На самом деле, чтобы заставить поверить в идею множественности исторических времен, дар красноречия не требуется. Ведь историческое время, как утверждает Райнхарт Козеллек, связано с людьми, институциями и организациями, то есть со всевозможными социальными и политическими структурами деятельности. И даже повседневный опыт подсказывает, что каждая из этих структур имеет собственный временно́й ритм. Поэтому не только оправданно, но и крайне необходимо говорить не о единственном историческом времени, а о напластовании множества времен. Или, цитируя Иоганна Готфрида Гердера (которого, в свою очередь, цитирует Козеллек), формулировать так: «По сути, всякая изменчивая вещь имеет меру своего времени в самой себе; это время существует, даже если бы не существовало никаких других вещей; никакие две вещи в мире не имеют одинаковой меры времени <…>. Поэтому (можно сказать со всей смелостью) во Вселенной в одно и то же время существует бесчисленное множество времен»500.

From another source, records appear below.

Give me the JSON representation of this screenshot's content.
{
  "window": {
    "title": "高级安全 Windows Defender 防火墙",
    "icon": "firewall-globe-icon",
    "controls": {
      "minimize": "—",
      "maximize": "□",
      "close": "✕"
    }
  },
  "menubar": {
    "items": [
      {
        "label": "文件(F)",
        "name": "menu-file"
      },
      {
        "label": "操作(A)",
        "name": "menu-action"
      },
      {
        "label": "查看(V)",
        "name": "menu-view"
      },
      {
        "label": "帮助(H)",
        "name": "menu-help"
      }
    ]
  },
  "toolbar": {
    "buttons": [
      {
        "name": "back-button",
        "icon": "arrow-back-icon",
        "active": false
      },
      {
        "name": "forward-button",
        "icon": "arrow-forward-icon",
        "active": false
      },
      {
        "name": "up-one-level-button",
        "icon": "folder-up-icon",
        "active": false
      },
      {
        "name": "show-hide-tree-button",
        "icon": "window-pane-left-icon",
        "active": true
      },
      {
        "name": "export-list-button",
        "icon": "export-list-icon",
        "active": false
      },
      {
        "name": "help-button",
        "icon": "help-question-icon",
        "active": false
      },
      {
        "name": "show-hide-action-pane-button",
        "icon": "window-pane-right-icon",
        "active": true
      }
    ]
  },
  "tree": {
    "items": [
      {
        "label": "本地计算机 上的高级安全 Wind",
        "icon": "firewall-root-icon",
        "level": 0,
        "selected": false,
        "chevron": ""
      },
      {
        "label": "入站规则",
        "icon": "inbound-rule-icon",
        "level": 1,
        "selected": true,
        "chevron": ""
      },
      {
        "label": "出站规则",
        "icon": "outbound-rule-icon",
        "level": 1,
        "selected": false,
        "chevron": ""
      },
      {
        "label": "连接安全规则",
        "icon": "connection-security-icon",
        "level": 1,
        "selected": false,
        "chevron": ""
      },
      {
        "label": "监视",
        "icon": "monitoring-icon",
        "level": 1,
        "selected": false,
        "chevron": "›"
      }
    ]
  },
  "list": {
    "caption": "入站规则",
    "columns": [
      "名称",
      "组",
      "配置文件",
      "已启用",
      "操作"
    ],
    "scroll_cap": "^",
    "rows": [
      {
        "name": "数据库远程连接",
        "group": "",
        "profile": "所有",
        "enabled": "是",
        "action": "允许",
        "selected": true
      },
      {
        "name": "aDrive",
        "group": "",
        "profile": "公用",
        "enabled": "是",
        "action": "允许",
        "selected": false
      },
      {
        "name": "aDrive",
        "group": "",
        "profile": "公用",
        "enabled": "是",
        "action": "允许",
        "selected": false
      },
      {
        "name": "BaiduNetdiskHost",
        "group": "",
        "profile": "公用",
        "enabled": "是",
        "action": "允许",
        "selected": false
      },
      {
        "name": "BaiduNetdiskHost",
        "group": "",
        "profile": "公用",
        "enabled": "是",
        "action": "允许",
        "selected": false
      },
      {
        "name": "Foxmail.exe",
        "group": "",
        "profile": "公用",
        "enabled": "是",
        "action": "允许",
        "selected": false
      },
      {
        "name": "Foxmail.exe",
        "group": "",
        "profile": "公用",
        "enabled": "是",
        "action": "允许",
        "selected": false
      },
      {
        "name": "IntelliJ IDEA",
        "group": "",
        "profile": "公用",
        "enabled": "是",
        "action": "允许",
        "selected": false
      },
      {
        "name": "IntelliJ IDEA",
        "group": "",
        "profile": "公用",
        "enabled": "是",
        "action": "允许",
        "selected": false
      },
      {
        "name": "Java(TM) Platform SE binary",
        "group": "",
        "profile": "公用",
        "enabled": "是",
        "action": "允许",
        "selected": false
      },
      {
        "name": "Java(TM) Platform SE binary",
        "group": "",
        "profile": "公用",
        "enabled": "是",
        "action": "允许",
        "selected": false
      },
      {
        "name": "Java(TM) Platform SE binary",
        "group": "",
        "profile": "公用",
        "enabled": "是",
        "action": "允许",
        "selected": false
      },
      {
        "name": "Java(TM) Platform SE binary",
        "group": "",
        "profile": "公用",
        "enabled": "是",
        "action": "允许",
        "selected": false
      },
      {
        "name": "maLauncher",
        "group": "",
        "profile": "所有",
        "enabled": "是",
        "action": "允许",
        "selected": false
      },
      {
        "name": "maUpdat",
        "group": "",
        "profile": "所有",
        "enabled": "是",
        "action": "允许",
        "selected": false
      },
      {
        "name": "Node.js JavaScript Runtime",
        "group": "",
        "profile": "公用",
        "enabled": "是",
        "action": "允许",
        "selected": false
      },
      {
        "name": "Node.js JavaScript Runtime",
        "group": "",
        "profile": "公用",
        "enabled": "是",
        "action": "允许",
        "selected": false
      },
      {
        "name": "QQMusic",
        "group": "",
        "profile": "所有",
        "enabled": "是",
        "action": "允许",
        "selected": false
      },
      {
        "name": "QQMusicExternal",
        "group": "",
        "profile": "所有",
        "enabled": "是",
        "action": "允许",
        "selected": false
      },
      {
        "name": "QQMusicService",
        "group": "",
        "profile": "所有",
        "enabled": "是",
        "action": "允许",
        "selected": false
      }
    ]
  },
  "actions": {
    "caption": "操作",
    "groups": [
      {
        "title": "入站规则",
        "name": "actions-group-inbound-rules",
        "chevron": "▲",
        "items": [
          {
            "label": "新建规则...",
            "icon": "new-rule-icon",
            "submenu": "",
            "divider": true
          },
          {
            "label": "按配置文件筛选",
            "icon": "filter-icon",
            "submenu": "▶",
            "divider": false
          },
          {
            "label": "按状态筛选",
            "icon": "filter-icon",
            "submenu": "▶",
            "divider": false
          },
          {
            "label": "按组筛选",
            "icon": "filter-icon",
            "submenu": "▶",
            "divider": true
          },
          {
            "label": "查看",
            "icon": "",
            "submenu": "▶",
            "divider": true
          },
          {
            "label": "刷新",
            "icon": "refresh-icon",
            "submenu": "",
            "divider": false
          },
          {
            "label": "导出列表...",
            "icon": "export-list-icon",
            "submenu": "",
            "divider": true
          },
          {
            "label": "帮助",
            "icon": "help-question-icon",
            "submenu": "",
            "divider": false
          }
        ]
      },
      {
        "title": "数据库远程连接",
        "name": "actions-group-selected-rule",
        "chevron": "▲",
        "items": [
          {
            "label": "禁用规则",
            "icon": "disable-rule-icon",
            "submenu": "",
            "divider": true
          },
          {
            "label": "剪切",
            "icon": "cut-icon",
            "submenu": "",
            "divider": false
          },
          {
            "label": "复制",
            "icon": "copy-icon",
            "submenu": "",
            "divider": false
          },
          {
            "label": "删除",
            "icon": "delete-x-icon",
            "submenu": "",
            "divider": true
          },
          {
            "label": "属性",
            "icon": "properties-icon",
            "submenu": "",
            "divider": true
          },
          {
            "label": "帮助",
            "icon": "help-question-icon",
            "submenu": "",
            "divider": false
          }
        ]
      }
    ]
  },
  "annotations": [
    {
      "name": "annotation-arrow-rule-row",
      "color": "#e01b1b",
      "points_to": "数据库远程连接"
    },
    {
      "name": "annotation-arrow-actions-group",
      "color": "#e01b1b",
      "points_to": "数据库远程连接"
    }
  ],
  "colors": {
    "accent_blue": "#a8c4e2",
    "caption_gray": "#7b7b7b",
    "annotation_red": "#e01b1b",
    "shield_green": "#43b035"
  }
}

Что касается исторического взгляда на время, то, опираясь на Норберта Элиаса, мы знаем, что история времени не должна наивно полагаться на время в себе и для себя. Задача состоит в том, чтобы сосредоточиться на осмыслении способов, которыми общества соотносят себя с определенными цепочками событий и стандартами измерения времени. Общества не просто мирятся со временем, не просто подчиняются ему, ибо время не есть что-то, что существует само по себе «где-то вовне». Напротив, общества «временят» себя [sich zeiten]: события, которые значимы и достопамятны для них, вписываются ими во временно́й порядок.
Учитывая это, неудивительно, что разные социальные группы «временят» себя по-разному, причем параллельно друг другу, и что, следовательно, мы имеем дело с одновременностями501. Следующий вопрос заключается в том, удается ли – и как именно – обществам создавать довольно однородную одновременность, то есть производить синхронизацию. Я сомневаюсь, что это вообще возможно в полной мере, а если бы было возможно, то следовало бы признать культурное убожество такого темпорального тоталитаризма.